According to Osai Ojigho, human rights expert who is the Director of AI National Office in Nigeria, “what we observed at these panels is discouraging and clearly shows there is no real commitment to ensuring justice for victims of police violence across Nigeria. These panels raised hopes of getting justice but in some states, this is quickly vanishing.”

Further according to Amnesty, a year after peaceful #EndSARS protests ended in a brutal crackdown by Nigerian security forces in Abuja, Lagos and other parts of the country, no one has been brought to justice for the torture, violence, and killings of peaceful protesters, while reports of human rights violations by the police have continued.

Almost every person arrested during the protests described being beaten with the butt of a gun, whips and fists during their arrests. According to the Committee to Protect Journalists (CPJ), at least 12 journalists were attacked during the #EndSARS protests by security forces and unidentified perpetrators. Many of those detained interviewed by Amnesty said that they were tortured while in detention.

Sources revealed that the majority of the 29 states that set up the panels have concluded hearings.
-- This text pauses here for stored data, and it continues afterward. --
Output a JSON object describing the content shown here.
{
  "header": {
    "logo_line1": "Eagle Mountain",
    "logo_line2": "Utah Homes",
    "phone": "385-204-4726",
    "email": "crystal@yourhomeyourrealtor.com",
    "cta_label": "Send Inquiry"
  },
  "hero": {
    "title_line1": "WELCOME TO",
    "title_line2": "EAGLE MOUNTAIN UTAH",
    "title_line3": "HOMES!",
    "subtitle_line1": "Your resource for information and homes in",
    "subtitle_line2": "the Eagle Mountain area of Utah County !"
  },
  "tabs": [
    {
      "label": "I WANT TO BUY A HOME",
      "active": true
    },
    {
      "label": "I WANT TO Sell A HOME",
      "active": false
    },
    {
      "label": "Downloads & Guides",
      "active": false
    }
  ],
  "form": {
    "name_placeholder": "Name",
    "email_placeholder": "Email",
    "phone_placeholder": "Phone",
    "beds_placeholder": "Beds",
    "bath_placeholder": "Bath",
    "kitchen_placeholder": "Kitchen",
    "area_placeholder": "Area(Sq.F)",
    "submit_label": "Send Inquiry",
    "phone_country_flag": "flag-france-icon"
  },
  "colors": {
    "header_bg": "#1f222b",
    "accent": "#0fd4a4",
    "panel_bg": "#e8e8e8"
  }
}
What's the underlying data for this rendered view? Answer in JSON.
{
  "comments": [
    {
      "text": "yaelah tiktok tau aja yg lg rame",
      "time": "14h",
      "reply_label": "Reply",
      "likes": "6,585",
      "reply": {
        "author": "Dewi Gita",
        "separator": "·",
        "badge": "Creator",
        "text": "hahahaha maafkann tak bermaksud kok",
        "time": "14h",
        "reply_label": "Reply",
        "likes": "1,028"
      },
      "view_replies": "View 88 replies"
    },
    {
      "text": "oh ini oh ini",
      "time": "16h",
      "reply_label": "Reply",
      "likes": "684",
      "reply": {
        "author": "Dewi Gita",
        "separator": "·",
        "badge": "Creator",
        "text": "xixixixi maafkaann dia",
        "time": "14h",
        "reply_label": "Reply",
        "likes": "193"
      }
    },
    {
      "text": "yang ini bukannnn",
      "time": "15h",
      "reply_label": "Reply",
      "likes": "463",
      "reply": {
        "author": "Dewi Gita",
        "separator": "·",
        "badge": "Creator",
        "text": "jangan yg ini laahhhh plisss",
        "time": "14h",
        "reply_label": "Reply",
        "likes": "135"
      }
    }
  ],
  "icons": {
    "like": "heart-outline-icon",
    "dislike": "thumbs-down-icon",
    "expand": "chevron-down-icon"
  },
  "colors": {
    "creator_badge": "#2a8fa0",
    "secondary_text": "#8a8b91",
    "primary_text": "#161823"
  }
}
But curiously none has made their findings public – spawning speculations of a charade.

It would recalled that the five-point demands of the youth protesters included proscription of SARS, compensations for the families of those who died under police brutality, the release of arrested protesters and an increase in the salaries and allowances of police officers.

They also demanded that an independent body be set up to investigate allegations of police misconduct and to prosecute those indicted. They also called for the psychological evaluation of officers of the disbanded SARS before they are redeployed into other units.

Clearly, youths coming together in joint action have served as a major engine of social transformation throughout human history. At key moments, younger generations have repeatedly acted to challenge and influence the dismantling of systems of oppression, subordination and injustice.

Today, youth-led collective action is proving decisive in combating global challenges. From fighting for the environment, to protecting and expanding human rights to demanding economic justice, young folks are at the forefront of change. This demographic niche represents the future and their voice needs to be heard and not blocked.